Prepare the Spaghetti Squash
  1. Preheat the oven to 400°F (200°C).
  2. Drizzle the halved spaghetti squash with 1 tablespoon of olive oil, and sprinkle with salt and pepper.
  3. Place the squash cut-side down on a baking sheet and roast for 30-35 minutes, or until tender.
Cook the Chicken
  1. While the squash is roasting, season the chicken breasts with curry powder, garlic powder, ginger powder, salt, and pepper.
  2. In a skillet over medium heat, add 1 tablespoon of olive oil.
  3. Cook the chicken breasts for 6-7 minutes on each side, or until cooked through and no longer pink in the center.
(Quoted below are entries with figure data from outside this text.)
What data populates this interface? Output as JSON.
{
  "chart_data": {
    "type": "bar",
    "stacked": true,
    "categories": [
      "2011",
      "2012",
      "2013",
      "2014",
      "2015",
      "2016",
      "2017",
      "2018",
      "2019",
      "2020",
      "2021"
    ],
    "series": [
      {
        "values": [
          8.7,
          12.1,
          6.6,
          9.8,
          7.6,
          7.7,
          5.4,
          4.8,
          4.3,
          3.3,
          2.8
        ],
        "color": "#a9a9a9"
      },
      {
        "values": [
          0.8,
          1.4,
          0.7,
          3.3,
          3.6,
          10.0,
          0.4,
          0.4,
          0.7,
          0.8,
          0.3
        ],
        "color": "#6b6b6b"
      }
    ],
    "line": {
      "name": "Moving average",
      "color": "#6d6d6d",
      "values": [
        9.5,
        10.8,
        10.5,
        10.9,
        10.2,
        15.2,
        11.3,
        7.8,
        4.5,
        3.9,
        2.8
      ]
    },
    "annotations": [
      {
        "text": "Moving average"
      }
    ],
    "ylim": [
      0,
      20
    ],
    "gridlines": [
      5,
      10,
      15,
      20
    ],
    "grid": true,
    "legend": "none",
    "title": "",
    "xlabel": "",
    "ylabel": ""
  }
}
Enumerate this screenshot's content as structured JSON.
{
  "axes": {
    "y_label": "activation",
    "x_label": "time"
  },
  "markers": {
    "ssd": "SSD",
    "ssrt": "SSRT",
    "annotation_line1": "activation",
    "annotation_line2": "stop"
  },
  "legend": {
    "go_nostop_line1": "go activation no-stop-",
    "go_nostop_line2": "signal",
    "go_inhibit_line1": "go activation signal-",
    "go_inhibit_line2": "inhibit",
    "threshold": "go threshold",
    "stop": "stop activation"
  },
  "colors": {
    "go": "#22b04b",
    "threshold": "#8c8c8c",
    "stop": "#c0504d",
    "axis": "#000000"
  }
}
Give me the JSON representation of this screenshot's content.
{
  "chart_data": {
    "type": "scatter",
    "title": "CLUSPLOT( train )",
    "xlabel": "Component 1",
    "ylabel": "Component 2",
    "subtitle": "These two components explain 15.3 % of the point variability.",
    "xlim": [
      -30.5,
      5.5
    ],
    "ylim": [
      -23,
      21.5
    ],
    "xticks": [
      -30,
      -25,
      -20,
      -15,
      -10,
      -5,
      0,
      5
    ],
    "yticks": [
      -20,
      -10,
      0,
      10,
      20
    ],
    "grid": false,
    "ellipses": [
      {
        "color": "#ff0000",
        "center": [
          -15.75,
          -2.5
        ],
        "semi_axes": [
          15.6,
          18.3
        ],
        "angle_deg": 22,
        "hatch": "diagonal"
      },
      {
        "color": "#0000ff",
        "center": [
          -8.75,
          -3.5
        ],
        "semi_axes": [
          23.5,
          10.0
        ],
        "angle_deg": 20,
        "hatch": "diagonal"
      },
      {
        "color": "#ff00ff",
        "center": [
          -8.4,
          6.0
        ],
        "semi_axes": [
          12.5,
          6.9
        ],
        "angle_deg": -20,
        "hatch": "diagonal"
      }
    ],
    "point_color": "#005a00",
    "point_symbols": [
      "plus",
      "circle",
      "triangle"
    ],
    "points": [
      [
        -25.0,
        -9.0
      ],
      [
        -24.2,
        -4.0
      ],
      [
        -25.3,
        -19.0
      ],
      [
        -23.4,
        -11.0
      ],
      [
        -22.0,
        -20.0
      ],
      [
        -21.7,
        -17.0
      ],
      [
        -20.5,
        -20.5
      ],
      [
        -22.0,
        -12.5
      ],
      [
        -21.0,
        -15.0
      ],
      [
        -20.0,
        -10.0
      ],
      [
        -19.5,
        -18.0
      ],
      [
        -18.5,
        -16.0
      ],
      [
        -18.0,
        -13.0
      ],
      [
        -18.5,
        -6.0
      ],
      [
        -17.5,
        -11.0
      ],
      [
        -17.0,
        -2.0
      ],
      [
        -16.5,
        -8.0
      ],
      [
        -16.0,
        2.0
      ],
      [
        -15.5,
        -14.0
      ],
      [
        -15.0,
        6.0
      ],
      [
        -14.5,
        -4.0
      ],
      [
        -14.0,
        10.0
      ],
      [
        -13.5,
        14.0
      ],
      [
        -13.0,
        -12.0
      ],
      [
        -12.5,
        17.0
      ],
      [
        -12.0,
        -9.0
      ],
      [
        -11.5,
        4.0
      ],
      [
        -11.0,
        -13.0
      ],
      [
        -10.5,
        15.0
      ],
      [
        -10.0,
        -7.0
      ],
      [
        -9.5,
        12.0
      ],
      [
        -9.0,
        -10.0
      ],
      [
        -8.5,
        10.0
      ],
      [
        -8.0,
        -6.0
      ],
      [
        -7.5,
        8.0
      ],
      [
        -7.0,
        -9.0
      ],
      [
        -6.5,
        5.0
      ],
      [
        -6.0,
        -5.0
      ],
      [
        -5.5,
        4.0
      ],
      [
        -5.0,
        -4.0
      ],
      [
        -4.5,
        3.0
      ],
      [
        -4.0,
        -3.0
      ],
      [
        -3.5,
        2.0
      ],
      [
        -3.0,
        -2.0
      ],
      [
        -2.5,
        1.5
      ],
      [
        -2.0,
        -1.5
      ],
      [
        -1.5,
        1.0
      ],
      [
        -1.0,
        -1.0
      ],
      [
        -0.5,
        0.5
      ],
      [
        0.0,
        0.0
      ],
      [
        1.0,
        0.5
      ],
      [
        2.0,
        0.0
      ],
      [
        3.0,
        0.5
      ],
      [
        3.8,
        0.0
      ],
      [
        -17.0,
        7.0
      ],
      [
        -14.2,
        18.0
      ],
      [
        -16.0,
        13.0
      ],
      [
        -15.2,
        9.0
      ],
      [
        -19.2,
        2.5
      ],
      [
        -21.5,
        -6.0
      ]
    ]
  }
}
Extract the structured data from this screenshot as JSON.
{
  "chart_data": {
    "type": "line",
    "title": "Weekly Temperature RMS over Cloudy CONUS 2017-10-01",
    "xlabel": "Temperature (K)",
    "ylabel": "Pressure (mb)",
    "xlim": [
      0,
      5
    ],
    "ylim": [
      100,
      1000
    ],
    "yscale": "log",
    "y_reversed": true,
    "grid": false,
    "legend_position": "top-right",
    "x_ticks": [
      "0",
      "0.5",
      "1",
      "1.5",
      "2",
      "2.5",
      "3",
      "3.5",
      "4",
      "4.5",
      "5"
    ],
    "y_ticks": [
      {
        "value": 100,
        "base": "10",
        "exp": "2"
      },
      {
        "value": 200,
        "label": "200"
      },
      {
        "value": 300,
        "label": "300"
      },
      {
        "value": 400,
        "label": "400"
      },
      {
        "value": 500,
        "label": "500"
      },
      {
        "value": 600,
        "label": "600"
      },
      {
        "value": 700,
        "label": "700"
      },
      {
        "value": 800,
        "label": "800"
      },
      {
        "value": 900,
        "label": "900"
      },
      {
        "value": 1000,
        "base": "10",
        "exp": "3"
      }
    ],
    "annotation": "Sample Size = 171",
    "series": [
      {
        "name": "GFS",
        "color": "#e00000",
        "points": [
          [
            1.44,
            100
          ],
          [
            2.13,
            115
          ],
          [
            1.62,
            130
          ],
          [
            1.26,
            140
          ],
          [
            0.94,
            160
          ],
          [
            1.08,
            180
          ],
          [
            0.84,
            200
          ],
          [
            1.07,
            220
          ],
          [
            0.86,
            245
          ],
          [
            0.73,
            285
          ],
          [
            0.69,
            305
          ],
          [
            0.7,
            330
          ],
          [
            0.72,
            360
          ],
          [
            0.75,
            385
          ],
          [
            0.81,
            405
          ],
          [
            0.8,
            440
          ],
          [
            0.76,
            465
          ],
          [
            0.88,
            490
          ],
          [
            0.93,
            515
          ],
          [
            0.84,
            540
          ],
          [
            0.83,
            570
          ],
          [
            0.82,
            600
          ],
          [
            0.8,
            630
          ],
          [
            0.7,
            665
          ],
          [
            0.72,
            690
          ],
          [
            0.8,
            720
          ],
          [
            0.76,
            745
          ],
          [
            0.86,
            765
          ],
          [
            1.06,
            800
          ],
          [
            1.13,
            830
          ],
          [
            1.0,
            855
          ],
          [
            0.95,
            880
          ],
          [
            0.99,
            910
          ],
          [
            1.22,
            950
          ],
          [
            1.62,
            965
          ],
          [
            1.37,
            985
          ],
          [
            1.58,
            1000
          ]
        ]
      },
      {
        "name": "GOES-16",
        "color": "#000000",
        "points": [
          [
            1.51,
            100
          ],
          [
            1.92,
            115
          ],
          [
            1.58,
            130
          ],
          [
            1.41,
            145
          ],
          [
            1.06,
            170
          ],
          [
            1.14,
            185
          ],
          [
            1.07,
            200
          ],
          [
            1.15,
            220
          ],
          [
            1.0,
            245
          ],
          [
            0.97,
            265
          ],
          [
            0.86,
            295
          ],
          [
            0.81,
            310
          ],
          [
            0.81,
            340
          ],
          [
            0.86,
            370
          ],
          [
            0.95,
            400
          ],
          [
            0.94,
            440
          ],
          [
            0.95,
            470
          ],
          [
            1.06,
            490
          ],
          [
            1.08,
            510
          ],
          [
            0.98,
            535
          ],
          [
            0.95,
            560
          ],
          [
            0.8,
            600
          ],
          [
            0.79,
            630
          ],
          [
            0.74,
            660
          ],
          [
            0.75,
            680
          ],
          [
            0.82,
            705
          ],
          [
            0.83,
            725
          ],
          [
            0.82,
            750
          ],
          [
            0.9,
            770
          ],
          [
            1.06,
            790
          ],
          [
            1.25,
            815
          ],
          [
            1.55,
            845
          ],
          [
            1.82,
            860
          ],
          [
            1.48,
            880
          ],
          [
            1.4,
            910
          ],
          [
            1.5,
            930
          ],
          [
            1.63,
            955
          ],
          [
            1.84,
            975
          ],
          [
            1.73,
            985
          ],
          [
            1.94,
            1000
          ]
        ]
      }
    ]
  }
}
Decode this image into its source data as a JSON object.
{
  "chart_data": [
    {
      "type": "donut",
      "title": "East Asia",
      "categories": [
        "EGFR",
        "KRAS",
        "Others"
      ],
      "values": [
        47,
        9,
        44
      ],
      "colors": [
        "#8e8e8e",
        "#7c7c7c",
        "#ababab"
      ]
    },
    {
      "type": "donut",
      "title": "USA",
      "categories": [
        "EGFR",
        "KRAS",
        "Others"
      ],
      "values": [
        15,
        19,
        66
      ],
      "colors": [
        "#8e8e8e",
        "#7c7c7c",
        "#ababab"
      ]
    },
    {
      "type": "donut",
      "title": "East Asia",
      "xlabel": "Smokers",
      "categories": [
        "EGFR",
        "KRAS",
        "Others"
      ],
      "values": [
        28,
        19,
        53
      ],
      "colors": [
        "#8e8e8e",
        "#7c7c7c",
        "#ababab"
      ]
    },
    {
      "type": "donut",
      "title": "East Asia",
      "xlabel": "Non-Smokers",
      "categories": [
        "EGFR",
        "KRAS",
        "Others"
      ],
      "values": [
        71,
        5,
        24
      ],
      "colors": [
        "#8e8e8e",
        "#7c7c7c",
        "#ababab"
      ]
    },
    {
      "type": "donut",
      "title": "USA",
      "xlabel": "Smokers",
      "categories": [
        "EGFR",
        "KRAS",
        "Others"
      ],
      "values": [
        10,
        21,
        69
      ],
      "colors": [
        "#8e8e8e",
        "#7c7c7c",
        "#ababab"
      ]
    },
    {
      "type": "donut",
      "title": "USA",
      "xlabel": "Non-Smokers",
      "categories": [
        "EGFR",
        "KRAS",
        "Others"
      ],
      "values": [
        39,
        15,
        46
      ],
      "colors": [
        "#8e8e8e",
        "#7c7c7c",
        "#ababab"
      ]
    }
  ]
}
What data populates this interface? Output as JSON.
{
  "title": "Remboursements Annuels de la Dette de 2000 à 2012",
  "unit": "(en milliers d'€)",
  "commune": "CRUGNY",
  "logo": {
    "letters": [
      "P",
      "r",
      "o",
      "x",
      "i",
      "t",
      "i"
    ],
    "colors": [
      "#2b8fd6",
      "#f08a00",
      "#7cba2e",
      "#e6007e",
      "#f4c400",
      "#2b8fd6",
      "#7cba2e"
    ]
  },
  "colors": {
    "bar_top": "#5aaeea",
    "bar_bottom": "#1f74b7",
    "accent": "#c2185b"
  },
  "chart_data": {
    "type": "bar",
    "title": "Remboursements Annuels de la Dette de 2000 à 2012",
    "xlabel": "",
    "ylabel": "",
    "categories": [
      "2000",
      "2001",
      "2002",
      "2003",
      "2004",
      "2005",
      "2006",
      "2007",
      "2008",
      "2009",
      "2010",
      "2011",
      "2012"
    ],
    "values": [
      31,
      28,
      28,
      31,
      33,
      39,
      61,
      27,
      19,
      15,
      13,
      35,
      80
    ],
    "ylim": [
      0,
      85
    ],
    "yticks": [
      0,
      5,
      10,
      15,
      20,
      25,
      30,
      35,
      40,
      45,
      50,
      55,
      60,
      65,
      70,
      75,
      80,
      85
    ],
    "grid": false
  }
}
Remove from heat and let rest.
Prepare the Sauce
  1. In the same skillet, add coconut milk and lime juice, stirring to combine.
  2. Bring to a simmer over medium heat, then add the chopped spinach and stir until wilted.
Assemble the Dish
  1. Once the spaghetti squash is done, scrape the flesh with a fork to create strands.
  2. Slice the cooked chicken and add it to the spaghetti squash strands.
  3. Pour the coconut curry sauce over the chicken and spaghetti squash, mixing gently to combine.
Serve
  1. Divide the curried spaghetti squash with chicken into bowls and serve warm.
  2. Garnish with additional lime juice or fresh herbs if desired.

Nutrition

Calories: 320kcalCarbohydrates: 25gProtein: 30gFat: 15gSaturated Fat: 8gSodium: 600mgFiber: 5gSugar: 6g

Notes

For a spicier kick, consider adding red pepper flakes or fresh chili to the coconut milk sauce.